Quella felicità doveva avere un prezzo. Per tutti. Tifosi, squadra, società. La violazione degli equilibri divini sarebbe stata pagata cara. Tre allenatori nella stessa stagione per una squadra campione in carica – andando a memoria – non si erano mai visti. Il Napoli ha scandito il suo disastro di scelta in scelta. Da Garcia, passando per Mazzarri, adesso nelle mani di Calzona che non sarà dei miracoli, ma che almeno garantisce perizia.

Ma la punizione per l’hybris tricolore può avere soltanto il volto dei fallimenti tecnici? Che il principale responsabile sia Aurelio De Laurentiis è condiviso da chiunque. Pure da lui. Allora quello che appare come intervento costante alla situazione che si è venuta a creare subito dopo lo scudetto, di fatto, battezza la sua gestione con la dicitura ‘soluzione continua’. Col vizio di fondo, però, che di soluzione non si tratta, ma di smontaggio amaro di quello che lui stesso si è costruito addosso nel corso dei mesi immediatamente successivi al 4 maggio del 2023.

Sì, perché spesso si trascura che il Napoli ha avuto tempo. Ne ha avuto in anticipo sul suo stesso trionfo, quando la presidenza avrebbe potuto valutare presto e con maggiore attenzione la gestione su un dopo Spalletti, su un dopo Kim e tutta una serie di decisioni che non avrebbero dovuto trasformarsi in tardivi e desolanti ravvedimenti. E la prova che tutto sia stato sbagliato sin dal primo momento è data proprio dalla scelta di Calzona e Sinatti, inviati speciali dalle rispettive nazionali per recuperare il recuperabile dei campioni d’Italia.
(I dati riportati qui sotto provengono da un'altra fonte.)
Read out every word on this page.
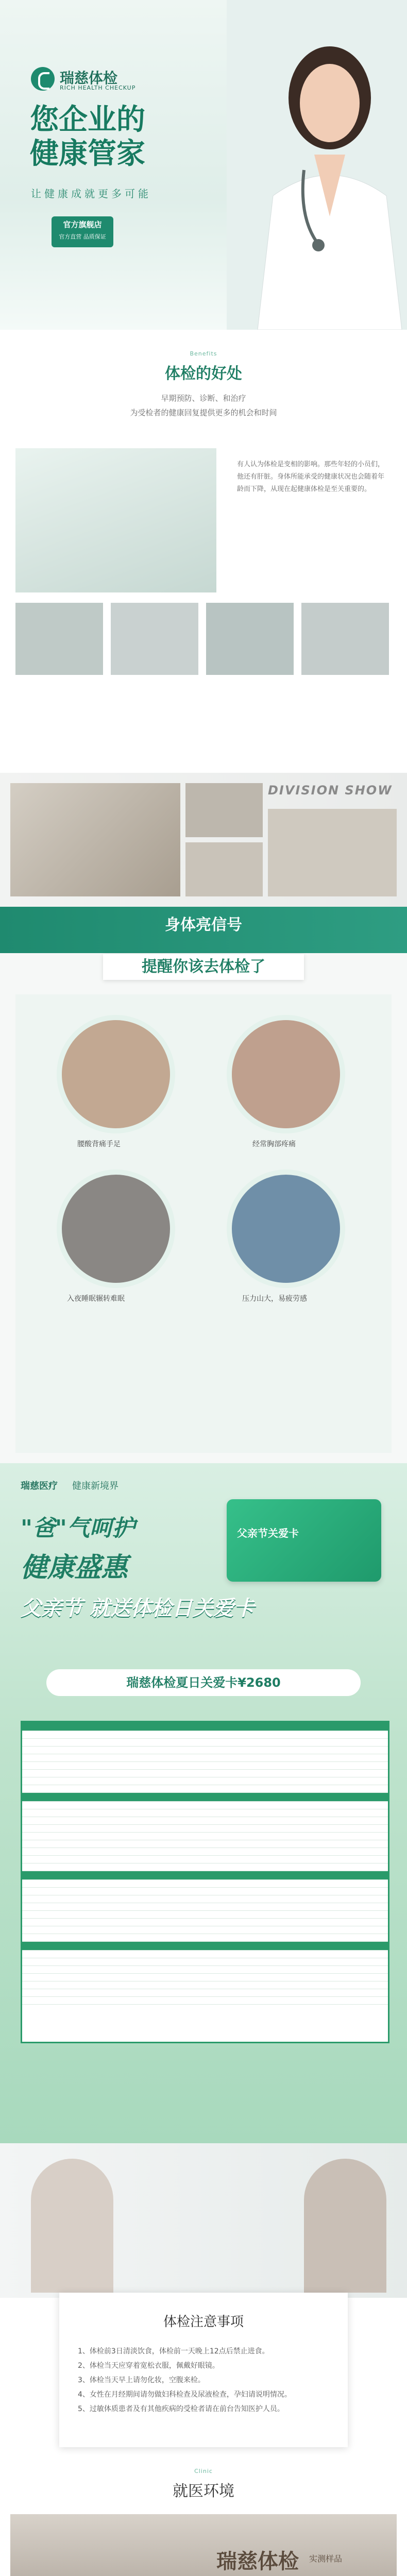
瑞慈体检
RICH HEALTH CHECKUP
您企业的
健康管家
让健康成就更多可能
官方旗舰店
官方直营 品质保证
Benefits
体检的好处
早期预防、诊断、和治疗
为受检者的健康回复提供更多的机会和时间
有人认为体检是变相的影响。那些年轻的小员们，他还有肝脏。身体所能承受的健康状况也会随着年龄而下降，从现在起健康体检是至关重要的。
DIVISION SHOW
身体亮信号
提醒你该去体检了
腰酸背痛手足	经常胸部疼痛
入夜睡眠辗转难眠	压力山大，易疲劳感
瑞慈医疗 健康新境界
父亲节关爱卡
"爸"气呵护
健康盛惠
父亲节 就送体检日关爱卡
瑞慈体检夏日关爱卡¥2680
体检注意事项
1、体检前3日清淡饮食，体检前一天晚上12点后禁止进食。
2、体检当天应穿着宽松衣服，佩戴好眼镜。
3、体检当天早上请勿化妆，空腹来检。
4、女性在月经期间请勿做妇科检查及尿液检查，孕妇请说明情况。
5、过敏体质患者及有其他疾病的受检者请在前台告知医护人员。
Clinic
就医环境
瑞慈体检 实测样品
Perché De Laurentiis ha fatto appello a chi gli ha consentito di raggiungere certi traguardi, perché il presidente del Napoli ha riconosciuto il valore della perizia e della qualità delle cose. Del ruolo al ruolo e della conoscenza alla conoscenza.

Dal primo Benitez allo scudetto, il Napoli di De Laurentiis ha trovato lustro ogniqualvolta ha saputo consegnarsi alla cura di chi di pallone se ne intende, ma non per pedigree, ma per reale e concreta applicazione. L’arrivo di Calzona, e nessuno può dire quanto potrà giovare alla squadra, ha in sé i segni di una resa a se stesso. È avvenuto lo smontaggio di una presunzione che ha bisogno di riconsegnarsi alla fiducia altrui. De Laurentiis ha chiamato all’opera una parte di quel passato a cui senza volerlo si era talmente legato da non riuscire a staccarsi più senza un bagno di ridicolo. Soprattutto perché a quel passato non aveva saputo trovare degne alternative.

Il ritorno di Calzona, che mai era stato primo allenatore, ma che conosce bene l’ambiente e ci ha lavorato con contributi decisivi in termini tecnici, non è avvenuto certamente per questo, ma uno dei significati involontari, quello di fondo, di quelli che se ne stanno in silenzio a contemplare con amara commiserazione, è anche questo.